G. Metode Penelitian

  Metode yang digunakan dalam penelitian ini, sebagai berikut :

  1. Pendekatan dan Jenis Penelitian Skripsi ini menggunakan pendekatan hermeneutika. Pendekatan ini penulis pakai karena hermeneutika sangat relevan untuk menafsirkan berbagai gejala, peristiwa, simbol maupun nilai-nilai yang terkandung dalam ungkapan bahasa (Kaelan, 2005: 80). Dalam hal ini yang diungkap adalah pemikiran Hasan Al-Banna tentang urgensi pendidikan akhlak.

  Penelitian ini merupakan penelitian kepustakaan (library research) yaitu suatu cara kerja tertentu yang bermanfaat untuk mengetahui pengetahuan ilmiah dari suatu dokumen yang dikemukaan oleh ilmuan masa lalu maupun sekarang (Kaelan, 2005:250). Jenis penelitian ini adalah penelitian kualitatif sehingga menghasilkan data deskriptif berupa kata- kata, catatan yang berhubungan dengan makna, nilai dan pengertian. Dalam skripsi ini peneliti menganalisis muatan isi dari objek penelitian yang berupa dokumen yaitu pemikiran Hasan Al-Banna tentang pendidikan akhlak.

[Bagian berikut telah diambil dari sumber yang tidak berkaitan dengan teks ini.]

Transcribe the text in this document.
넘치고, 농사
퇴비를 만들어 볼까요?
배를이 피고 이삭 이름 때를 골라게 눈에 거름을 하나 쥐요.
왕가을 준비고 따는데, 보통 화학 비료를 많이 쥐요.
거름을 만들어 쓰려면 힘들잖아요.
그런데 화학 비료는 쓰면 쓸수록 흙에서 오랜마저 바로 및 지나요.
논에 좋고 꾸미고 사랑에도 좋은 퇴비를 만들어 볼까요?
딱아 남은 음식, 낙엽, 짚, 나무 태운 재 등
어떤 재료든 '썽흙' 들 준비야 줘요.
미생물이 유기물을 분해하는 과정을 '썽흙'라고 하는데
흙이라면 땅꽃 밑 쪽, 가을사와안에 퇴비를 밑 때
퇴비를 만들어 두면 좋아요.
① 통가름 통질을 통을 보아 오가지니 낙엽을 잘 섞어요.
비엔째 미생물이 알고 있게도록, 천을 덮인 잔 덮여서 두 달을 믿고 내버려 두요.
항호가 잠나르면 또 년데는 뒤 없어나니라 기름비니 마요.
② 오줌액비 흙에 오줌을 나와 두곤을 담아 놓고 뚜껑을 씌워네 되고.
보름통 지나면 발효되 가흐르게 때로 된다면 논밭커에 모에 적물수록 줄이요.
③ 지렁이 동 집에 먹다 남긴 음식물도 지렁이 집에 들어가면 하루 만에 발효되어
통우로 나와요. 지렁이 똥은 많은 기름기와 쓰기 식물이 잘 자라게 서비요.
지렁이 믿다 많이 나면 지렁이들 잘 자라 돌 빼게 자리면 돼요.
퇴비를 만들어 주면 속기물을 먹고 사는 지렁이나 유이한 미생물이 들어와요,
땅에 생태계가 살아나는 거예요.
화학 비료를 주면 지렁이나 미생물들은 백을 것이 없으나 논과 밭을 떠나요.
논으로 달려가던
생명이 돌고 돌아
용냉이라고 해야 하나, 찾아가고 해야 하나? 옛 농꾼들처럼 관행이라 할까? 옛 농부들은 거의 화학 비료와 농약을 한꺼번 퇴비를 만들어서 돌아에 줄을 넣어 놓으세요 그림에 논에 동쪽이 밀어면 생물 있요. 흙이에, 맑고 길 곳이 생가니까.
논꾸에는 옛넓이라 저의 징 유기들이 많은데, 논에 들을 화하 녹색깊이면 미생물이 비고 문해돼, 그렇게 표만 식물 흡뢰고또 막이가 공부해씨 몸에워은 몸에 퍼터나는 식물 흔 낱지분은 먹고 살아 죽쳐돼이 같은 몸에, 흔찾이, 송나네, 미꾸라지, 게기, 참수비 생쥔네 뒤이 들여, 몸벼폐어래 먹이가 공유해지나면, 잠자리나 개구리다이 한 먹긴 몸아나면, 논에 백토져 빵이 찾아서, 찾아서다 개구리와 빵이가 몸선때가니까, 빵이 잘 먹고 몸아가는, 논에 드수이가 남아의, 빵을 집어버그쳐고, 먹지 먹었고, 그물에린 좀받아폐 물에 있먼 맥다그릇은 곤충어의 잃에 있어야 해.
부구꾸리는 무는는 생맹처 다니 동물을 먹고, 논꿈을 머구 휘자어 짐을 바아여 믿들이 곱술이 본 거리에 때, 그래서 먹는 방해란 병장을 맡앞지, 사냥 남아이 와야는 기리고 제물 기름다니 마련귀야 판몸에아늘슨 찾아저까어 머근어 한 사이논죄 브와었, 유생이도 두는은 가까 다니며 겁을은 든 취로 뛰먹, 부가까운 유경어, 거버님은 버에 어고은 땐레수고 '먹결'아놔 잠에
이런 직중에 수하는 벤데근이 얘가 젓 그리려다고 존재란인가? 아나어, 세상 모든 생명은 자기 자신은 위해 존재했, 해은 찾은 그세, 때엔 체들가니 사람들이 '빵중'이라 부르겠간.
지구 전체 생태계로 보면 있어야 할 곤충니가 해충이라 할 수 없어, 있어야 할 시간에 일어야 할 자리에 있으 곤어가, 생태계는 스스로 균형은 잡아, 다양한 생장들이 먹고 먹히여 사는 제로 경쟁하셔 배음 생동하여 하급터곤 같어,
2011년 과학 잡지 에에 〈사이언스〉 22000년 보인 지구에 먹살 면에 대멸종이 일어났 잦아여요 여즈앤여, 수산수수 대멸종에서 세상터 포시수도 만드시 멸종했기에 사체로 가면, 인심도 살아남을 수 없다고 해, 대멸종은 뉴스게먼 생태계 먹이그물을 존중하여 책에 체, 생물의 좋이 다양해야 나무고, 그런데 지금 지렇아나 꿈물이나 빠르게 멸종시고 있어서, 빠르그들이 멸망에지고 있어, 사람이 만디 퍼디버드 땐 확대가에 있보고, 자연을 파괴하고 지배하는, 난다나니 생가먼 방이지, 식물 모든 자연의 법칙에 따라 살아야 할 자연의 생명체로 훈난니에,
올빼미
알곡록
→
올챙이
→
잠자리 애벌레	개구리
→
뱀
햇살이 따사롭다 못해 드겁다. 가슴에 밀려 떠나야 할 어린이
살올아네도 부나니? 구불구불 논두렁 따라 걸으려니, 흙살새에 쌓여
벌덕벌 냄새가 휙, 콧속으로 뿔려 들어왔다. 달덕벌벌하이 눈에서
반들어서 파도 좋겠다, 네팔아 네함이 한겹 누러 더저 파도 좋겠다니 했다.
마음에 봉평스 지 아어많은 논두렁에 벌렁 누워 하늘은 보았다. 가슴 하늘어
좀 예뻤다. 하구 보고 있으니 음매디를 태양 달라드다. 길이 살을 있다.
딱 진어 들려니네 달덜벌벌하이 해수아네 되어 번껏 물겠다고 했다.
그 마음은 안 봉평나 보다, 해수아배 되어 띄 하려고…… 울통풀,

  2. Objek Penelitian Pada skripsi ini yang menjadi objek penelitian adalah pemikiran Hasan Al-Banna tentang pendidikan akhlak.

  3. Sumber Data a.

  Data primer yaitu, data yang langsung dikumpulkan oleh peneliti atau petugas-petugasnya dari sumber pertamanya (Suryabrata, 2005:39).

  Data primer dalam penelitian ini adalah karya Hasan Al-Banna dalam

  Konsep Pembaruan Masyarakat Islam terj. Su

  ’adi Sa’ad, Risalat al

  Ta ‟alim wa al Usrah, Risalah Pergerakan Ikhwanul Muslimin 1 dan Risalah Pergerakan Ikhwanul Muslimin 2 , terj. Anis Matta.

  b.

  Data sekunder dalam penelitian ini adalah karya-karya penulis lain yang membahas tentang pendidikan akhlak, baik dalam bentuk buku, jurnal, artikel maupun karya ilmiah lainnya. Beberapa sumber yang penulis gunakan sebagai data sekunder, antara lain: buku, jurnal, artikel dan sumber lain yang relevan dengan penelitian.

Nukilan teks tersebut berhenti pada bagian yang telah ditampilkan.